The quality of thinkers in the bitcoin community, like Robert Breedlove, is impressive. Their ideas speak to my sovereign heart and soul when they philosophize about bitcoin in a fashion similar to what you did here.

As we all know, or in the very least sense, everything is connected. The parallel drawn between the deflationary/inflationary aspects of money and the virtues of the society that trades it is a fascinating one: when your money loses value over time, so too does peace, ingenuity, and integrity erode along with it. When your money increases in value over time, so too does the wealth, creativity and prosperity.

ssri's avatar

As someone who is skeptical of cryptocurrency* unless and until the government accepts it for paying taxes and using it to buy military hardware, I do align with the desire of finding a way to create money that is not subject to the whims of politicians trying to buy votes. I just don't see how that is going to happen, given the history of past booms and busts. Of course there is the added fear that a totally digital economy that allows for social scoring, etc., is a prelude to tyranny.

I also believe that human morality is a combination of our evolved intrinsic inherited traits** and social/ cultural norms and mechanisms that seem to work for a given group under a given set of conditions. Since you seem to be someone who is able to think more deeply than most about such things, I would welcome any analysis you might make of how those genetic and cultural factors play into the set of virtues you are presenting herein.

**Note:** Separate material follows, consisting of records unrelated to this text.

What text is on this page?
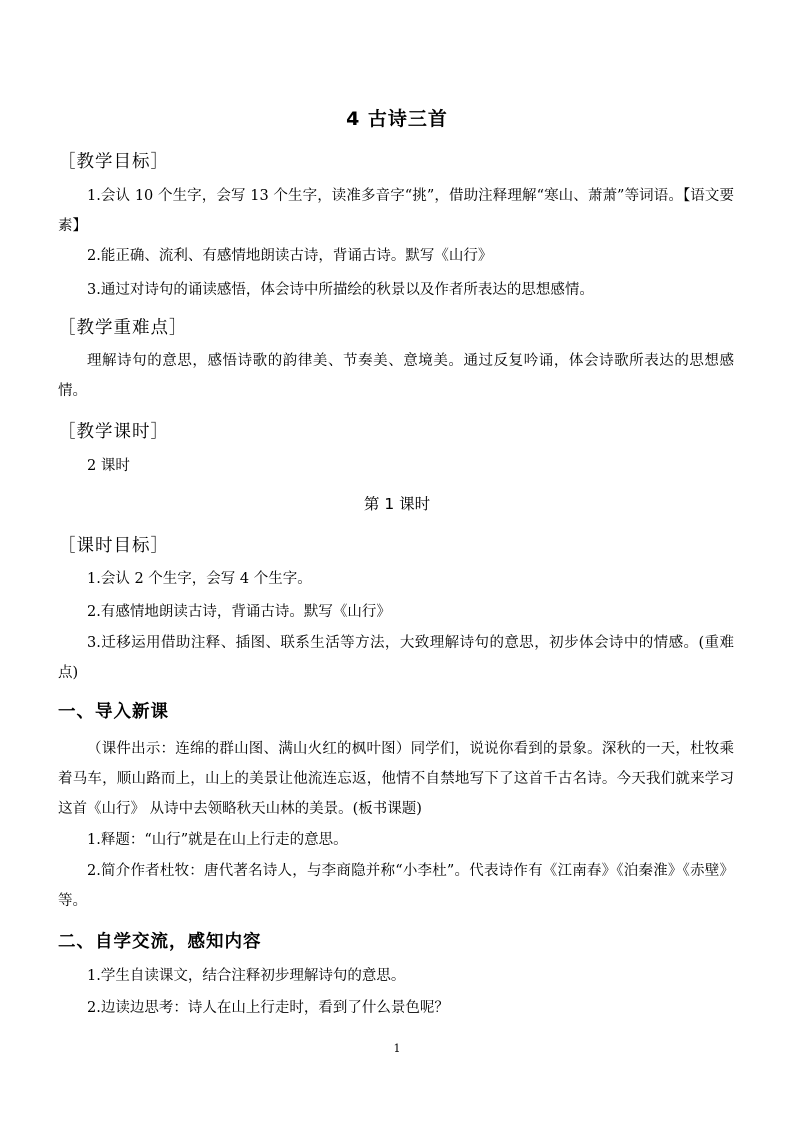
4 古诗三首
［教学目标］
1.会认 10 个生字，会写 13 个生字，读准多音字“挑”，借助注释理解“寒山、萧萧”等词语。【语文要素】
2.能正确、流利、有感情地朗读古诗，背诵古诗。默写《山行》
3.通过对诗句的诵读感悟，体会诗中所描绘的秋景以及作者所表达的思想感情。
［教学重难点］
理解诗句的意思，感悟诗歌的韵律美、节奏美、意境美。通过反复吟诵，体会诗歌所表达的思想感情。
［教学课时］
2 课时
第 1 课时
［课时目标］
1.会认 2 个生字，会写 4 个生字。
2.有感情地朗读古诗，背诵古诗。默写《山行》
3.迁移运用借助注释、插图、联系生活等方法，大致理解诗句的意思，初步体会诗中的情感。(重难点)
一、导入新课
（课件出示：连绵的群山图、满山火红的枫叶图）同学们，说说你看到的景象。深秋的一天，杜牧乘着马车，顺山路而上，山上的美景让他流连忘返，他情不自禁地写下了这首千古名诗。今天我们就来学习这首《山行》 从诗中去领略秋天山林的美景。(板书课题)
1.释题：“山行”就是在山上行走的意思。
2.简介作者杜牧：唐代著名诗人，与李商隐并称“小李杜”。代表诗作有《江南春》《泊秦淮》《赤壁》等。
二、自学交流，感知内容
1.学生自读课文，结合注释初步理解诗句的意思。
2.边读边思考：诗人在山上行走时，看到了什么景色呢？
1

For example: fear is a well founded emotion triggering fight or flight responses and thus aiding species survival. But is courage a socially added "martial something" that helps to override that fear when necessary, or is it perhaps mostly another emotional response to avoiding the shame and shunning of our social peers by succumbing to our fears vs. overcoming them? I.e., part of our being a very ultra social species?

*A high risk speculative "investment", where the status of your gain or loss is not measured in the quantity of BTC's you have or gained (and the increase in wealth in the economy that real money represents), but in the equivalent relative values in $ or Euros, etc., now vs. previosuly.

**such as reciprocity, empathy, theory of mind, etc.